Slow burn (ticket for daytime fix):

Burn rate:  1×      (would exhaust full budget in 30 days)
Windows:    6h short × 30m long
Severity:   SEV-3 ticket

PromQL sketch (fast):

(
  sum(rate(wallet_call_errors_total{endpoint="bet"}[1h]))
  /
  sum(rate(wallet_call_total{endpoint="bet"}[1h]))
) > (14.4 * 0.001)
AND
(
  sum(rate(wallet_call_errors_total{endpoint="bet"}[5m]))
  /
  sum(rate(wallet_call_total{endpoint="bet"}[5m]))
) > (14.4 * 0.001)

Both windows must cross threshold simultaneously, this kills the false-positive rate on short noisy spikes.

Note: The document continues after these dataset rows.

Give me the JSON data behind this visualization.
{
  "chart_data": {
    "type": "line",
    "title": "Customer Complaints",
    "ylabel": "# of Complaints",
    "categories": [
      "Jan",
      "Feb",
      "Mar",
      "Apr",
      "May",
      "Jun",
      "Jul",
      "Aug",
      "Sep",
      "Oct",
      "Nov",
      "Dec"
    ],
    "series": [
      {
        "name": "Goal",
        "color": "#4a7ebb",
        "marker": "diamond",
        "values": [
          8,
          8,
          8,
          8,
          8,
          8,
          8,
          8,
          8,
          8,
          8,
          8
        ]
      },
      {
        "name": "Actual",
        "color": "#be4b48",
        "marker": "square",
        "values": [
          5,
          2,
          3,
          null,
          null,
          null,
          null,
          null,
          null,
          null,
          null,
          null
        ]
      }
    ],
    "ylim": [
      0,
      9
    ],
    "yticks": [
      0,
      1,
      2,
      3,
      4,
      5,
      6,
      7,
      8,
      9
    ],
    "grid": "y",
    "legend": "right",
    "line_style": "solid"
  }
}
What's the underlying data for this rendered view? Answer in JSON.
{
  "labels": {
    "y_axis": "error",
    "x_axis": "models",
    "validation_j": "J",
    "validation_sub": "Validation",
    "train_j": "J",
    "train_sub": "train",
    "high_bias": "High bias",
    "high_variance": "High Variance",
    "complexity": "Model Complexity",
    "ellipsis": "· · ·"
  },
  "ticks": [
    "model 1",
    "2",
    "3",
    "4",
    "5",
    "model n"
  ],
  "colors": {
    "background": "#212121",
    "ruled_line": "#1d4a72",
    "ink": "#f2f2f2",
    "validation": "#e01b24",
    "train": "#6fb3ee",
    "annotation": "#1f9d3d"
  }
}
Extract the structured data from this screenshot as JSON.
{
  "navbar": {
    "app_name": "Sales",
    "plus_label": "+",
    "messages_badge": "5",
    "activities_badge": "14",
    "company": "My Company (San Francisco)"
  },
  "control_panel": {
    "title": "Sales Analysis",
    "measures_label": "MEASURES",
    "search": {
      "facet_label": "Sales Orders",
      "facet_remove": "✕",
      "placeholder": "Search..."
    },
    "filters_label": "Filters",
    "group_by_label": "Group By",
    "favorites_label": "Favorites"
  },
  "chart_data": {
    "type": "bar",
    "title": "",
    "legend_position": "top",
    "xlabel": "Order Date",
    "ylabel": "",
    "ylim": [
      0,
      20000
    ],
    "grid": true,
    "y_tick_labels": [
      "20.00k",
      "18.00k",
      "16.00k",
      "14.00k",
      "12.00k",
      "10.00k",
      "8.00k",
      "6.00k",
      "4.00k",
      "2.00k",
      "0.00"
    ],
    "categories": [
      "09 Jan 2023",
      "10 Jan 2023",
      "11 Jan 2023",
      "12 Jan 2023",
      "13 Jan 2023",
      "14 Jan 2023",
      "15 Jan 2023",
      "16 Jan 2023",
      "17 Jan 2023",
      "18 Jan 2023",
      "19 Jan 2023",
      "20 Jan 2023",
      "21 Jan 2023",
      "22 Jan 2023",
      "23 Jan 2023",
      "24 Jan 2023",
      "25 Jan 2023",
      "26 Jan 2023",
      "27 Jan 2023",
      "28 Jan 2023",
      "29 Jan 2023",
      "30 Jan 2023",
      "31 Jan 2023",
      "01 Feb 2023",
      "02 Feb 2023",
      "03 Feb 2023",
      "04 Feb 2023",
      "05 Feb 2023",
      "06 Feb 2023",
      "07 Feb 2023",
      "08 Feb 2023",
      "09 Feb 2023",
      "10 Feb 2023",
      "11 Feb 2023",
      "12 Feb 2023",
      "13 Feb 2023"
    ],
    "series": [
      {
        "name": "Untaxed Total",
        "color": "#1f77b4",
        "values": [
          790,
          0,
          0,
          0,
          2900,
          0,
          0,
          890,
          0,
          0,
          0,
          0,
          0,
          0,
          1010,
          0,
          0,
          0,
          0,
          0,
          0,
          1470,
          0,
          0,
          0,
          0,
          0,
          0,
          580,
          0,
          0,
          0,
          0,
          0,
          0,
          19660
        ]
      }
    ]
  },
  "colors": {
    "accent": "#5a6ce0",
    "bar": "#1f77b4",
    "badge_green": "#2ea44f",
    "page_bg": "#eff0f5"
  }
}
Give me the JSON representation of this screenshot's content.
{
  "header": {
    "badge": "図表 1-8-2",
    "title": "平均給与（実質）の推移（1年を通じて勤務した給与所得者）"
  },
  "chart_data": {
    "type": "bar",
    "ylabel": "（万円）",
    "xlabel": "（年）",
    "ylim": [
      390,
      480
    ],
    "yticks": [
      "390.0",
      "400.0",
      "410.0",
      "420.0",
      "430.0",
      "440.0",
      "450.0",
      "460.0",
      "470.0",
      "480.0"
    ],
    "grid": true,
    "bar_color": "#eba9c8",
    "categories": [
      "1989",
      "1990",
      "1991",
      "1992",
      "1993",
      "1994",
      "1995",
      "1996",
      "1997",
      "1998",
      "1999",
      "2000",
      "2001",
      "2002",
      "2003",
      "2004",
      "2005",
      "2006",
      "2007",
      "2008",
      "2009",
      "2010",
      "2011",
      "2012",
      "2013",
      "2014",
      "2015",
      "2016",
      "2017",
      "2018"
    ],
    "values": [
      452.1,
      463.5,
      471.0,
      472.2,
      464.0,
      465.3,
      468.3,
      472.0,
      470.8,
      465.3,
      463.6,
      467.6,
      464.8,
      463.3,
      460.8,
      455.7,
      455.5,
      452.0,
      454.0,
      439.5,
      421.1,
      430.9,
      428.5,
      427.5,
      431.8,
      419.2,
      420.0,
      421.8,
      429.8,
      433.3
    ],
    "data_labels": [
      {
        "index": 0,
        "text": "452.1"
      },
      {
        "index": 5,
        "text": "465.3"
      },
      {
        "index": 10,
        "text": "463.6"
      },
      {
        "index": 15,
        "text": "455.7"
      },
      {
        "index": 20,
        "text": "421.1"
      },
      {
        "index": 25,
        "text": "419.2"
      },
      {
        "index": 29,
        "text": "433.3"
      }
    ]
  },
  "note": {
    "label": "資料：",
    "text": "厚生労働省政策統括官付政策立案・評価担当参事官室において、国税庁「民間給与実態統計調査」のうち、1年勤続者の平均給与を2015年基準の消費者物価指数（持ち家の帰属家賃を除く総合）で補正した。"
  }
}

Apply the same pattern to latency SLOs (replace error-rate ratio with 1 - p99 < target).

Log structure¶

All logs are JSON lines. No free-form strings. Every record carries the correlation fields that let you join logs, traces, and metrics together.

{
  "ts":        "2026-04-23T14:32:05.148Z",
  "level":     "info",
  "msg":       "wallet call committed",
  "operator_id": "op_abc",
  "session_id":  "5bb8...",
  "round_id":    "rnd_8a2c...",
  "bet_id":      "bet_9f3a...",
  "trace_id":    "4bf92f35...",
  "span_id":     "00f067aa...",
  "endpoint":    "bet",
  "rs_status":   "RS_OK",
  "latency_ms":  42
}

Scrubbing¶

Three classes of field never appear in logs:

Raw secrets (apiSecret, walletSecret, JWT tokens).
Signature header values.
PII. playerRef is logged because it is opaque by definition; real PII never reaches the RGS. If an operator accidentally sends a raw email as playerRef, the log scrubber detects it heuristically and masks it.

Retention¶

Application logs: 30 days hot, 1 year cold (S3 / equivalent). Audit logs (WalletCall, OperatorConfigAuditLog): 7 years, never purged.

Trace structure¶

Every request produces a trace. Important spans and their attributes:

Span name	Attributes	Description
`HTTP POST /v1/session`	`operator_id`, `http.status_code`, `http.route`	Inbound session creation
`session.create`	`operator_id`, `session_id`, `player_ref`, `currency`	Session service layer
`socket.handshake`	`operator_id`, `session_id`, `player_ref`	WebSocket auth
`round.start`	`operator_id`, `round_id`, `session_id`, `nonce`	Round state machine entry
`bet.place`	`operator_id`, `bet_id`, `round_id`, `amount_micro`, `side`	Player bet intake
`wallet.call`	`operator_id`, `endpoint`, `attempt`, `rs_status`, `latency_ms`	Outbound wallet HTTP
`round.roll`	`round_id`, `outcome_side`, `outcome_sum`	RNG computation
`round.settle`	`round_id`, `bets_won`, `bets_lost`, `total_payouts_micro`	Settlement loop
`rng.verify`	`round_id`, `match`	Determinism self-check
`prisma.query`	`db.statement`, `db.operation`, `db.model`	Every DB query

Correlation¶

trace_id is attached to:

Every log line emitted during the trace.
Every outbound wallet HTTP call as the traceparent header (W3C Trace Context).
Every Prisma query via the Prisma OTel integration.
Every metric recorded during the span gets an exemplar pointing to the trace.

This means a single trace click from "slow bet latency" metric goes straight to the Prisma query + wallet HTTP call + application log for that one bet.